4 plead not guilty in $60M public corruption case

Ex-Speaker Larry Householder's arraignment has been delayed.

Four men charged with racketeering in a public corruption case each pleaded not guilty Thursday in U.S. District Court while the arraignment of former Ohio House speaker Larry Householder was delayed.

Former Ohio GOP chairman Matt Borges, lobbyists Juan Cespedes and Neil Clark and Householder’s political strategist Jeff Longstreth submitted their not guilty pleas at their arraignments held via videoconference before U.S. District Court Magistrate Judge Karen L. Litkovitz.

Householder, R-Glenford, was granted a delay while he hires a new defense team. His current attorneys have asked the court to allow them to withdraw from the case, citing a conflict of interest.

No legal counsel appeared on behalf of Generation Now, a 501(c)(4) organization that allegedly acted as a conduit for bribes flowing to Householder’s enterprise.

Householder, Borges, Longstreth, Clark and Cespedes are accused of using nearly $61 million from an energy company widely reported to be FirstEnergy and its subsidiaries to build political power and pass and defend a bailout law for the Akron-based companies.

They used the cash filtered through dark money groups to elect pro-Householder candidates to legislative seats in 2018 and engineer Householder’s return as House speaker in January 2019, prosecutors say. Householder in turn helped pass House Bill 6, which provided a $1.3 billion bailout to FirstEnergy Solutions. When a referendum campaign sought to block the bill from becoming law, Householder and his allies used the energy company cash to defeat the effort, the feds say.

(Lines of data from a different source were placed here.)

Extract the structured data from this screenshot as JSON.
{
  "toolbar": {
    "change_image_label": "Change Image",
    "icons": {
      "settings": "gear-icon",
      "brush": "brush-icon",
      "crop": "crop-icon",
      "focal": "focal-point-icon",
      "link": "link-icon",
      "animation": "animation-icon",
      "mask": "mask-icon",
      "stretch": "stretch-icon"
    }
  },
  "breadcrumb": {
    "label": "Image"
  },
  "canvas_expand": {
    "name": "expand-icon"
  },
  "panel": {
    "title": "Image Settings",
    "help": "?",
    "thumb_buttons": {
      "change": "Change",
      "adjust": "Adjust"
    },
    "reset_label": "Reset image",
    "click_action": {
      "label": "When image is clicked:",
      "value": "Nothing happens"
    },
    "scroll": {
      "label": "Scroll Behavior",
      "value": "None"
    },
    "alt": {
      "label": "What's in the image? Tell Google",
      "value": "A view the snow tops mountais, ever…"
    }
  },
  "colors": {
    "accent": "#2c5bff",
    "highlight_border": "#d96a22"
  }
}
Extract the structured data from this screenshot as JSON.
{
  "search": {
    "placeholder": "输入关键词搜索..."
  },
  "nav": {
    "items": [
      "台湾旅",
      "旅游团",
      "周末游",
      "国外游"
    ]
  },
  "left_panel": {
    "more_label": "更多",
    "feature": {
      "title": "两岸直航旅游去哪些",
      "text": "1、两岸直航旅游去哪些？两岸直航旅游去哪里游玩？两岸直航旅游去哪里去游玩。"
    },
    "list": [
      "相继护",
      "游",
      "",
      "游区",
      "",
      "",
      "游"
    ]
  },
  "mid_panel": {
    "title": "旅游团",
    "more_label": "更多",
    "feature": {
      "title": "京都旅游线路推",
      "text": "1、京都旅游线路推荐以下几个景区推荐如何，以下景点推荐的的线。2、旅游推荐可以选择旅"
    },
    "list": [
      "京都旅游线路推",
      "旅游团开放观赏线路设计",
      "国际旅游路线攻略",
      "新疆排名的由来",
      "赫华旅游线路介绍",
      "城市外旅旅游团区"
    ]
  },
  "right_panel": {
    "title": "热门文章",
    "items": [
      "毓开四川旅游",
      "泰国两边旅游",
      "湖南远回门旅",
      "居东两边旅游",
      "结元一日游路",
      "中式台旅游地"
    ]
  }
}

U.S. Attorney David DeVillers has called it the biggest public bribery scheme in Ohio history.

Federal prosecutors do not identify Company A and two subsidiaries by name in the criminal complaint but it is a reference to Akron-based FirstEnergy Corp., FirstEnergy Solutions and FirstEnergy Service Co. FirstEnergy spun off its generation business into FirstEnergy Solutions, which filed for bankruptcy in March 2018 and emerged in February 2020 as Akron-based Energy Harbor.

FirstEnergy Service Co., provides FirstEnergy with “legal, financial and other corporation support services” and provided most of the money sent to Generation Now, according to an FBI affidavit. First Energy Corp. CEO Chuck Jones also leads FirstEnergy Service Co.

The case is assigned to U.S. District Court Judge Timothy S. Black, who was nominated to the court by President Barack Obama and confirmed in 2010.